Moving to the nose gear, you are to install the gear doors first, then build up the nose gear and install that prior to putting the whole thing into the nose and closing the halves. In order to make other F-5 variants, the nose section is separate. Like the Kinetic kit, there are inserts on the side of the fuselage. Then one attaches the windscreen, canopy, gun sight and the boarding ladder. I'm not sure why modern kits have you build the kit in this way. I've always attached forward fuselage sections to the aft first, then installed all the other bits.
So we then get to the erar fuselage. This has a separate fin. Burner cans fit into a piece that will then go into the back of the fuselage. Wings are right and left sides with separate flaps, ailerons, and slats. These can be posed down if one wants and to do either up or down, one will need to cut some tabs. I looked at a lot of photos and it was not uncommon to see these planes on the deck with the slats lowered. For the flaps, it was rare that they were down much at all. Once these items were installed on the upper wing halves, they are attached to the lower wing. Intakes are quite long and end in the first compressor stage.
These intakes are then attached to the forward fuselage with a large lower insert before the wings along with the forward and rear fuselages are all brought together. There is a very large insert for the lower rear fuselage.
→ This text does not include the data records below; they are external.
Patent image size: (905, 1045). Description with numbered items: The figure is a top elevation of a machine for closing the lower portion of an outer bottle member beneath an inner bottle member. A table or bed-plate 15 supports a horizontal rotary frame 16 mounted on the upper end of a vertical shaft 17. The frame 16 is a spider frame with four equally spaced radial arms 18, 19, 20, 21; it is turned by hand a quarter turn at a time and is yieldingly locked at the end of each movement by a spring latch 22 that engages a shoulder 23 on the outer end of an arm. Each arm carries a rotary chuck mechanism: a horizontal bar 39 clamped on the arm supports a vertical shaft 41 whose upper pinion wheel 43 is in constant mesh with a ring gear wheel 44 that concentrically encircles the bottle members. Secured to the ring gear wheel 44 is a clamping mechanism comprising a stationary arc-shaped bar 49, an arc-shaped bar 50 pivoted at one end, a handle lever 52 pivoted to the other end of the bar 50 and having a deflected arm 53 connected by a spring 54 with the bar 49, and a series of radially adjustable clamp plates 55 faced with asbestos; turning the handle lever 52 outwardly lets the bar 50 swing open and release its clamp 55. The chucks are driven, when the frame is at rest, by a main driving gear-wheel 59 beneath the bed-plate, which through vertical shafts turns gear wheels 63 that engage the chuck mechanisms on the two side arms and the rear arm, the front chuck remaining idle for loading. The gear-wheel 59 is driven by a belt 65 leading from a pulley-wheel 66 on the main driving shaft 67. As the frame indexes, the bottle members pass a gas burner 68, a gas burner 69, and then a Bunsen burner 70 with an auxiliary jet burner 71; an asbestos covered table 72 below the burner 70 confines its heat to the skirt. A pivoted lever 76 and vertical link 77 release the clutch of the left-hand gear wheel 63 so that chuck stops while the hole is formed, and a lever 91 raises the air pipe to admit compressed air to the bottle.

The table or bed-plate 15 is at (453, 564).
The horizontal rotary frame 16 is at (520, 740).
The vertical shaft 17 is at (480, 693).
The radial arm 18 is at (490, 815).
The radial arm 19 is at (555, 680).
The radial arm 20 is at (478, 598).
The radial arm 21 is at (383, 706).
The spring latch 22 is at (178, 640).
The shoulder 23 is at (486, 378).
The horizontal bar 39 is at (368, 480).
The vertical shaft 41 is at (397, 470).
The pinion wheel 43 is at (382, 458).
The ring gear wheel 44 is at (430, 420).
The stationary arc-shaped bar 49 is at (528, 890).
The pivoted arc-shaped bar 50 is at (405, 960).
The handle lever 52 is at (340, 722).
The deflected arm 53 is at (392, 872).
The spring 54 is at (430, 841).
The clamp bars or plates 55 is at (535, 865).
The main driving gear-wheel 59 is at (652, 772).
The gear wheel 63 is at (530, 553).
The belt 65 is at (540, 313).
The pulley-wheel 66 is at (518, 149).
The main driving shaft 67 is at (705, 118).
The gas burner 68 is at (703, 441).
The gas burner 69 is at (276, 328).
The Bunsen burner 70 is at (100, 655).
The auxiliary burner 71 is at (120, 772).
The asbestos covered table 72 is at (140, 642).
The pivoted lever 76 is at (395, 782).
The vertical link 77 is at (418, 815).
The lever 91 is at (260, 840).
Then you start adding other bits. Those include the tail planes, main gear, gear doors pylons, and tip tanks. Note that usually, the inner main gear doors were retracted, though that does not seem to be an option. There is no missile option with this boxing, though the parts are all there. For things under wings you have fuel tanks, bombs and rocket pods. Holes have already been opened in the lower wings for the pylons. Same for the centerline. There are inserts in the rear fuselage for the engine bypass doors found on CF-5 and NF-5 aircraft. This kit does not use those and in any matter, I don't think the proper nose gear leg is included for those versions. This kit does include an air refueling probe in resin. A metal probe tip is also in the kit.
Instructions are well done with generic and FS 595 color references. Both options are in the SEA camouflage scheme and differ only by serial. Both are with the 4503 FCS. One has the air refueling probe attached. The other does not, but has a mission tally on the left nose. The decal sheet is nicely done and includes wing walk areas. A set of canopy masks are also included and while there are no instructions for them, they should be easy to figure out.
So, is this one better than the Kinetic kit? Well, it is certainly better than the Testors kit. It does remind me a lot of the Kinetic kit and perhaps it is based on it. For sure it is less expensive and having the resin seat and etched bits is a nice addition.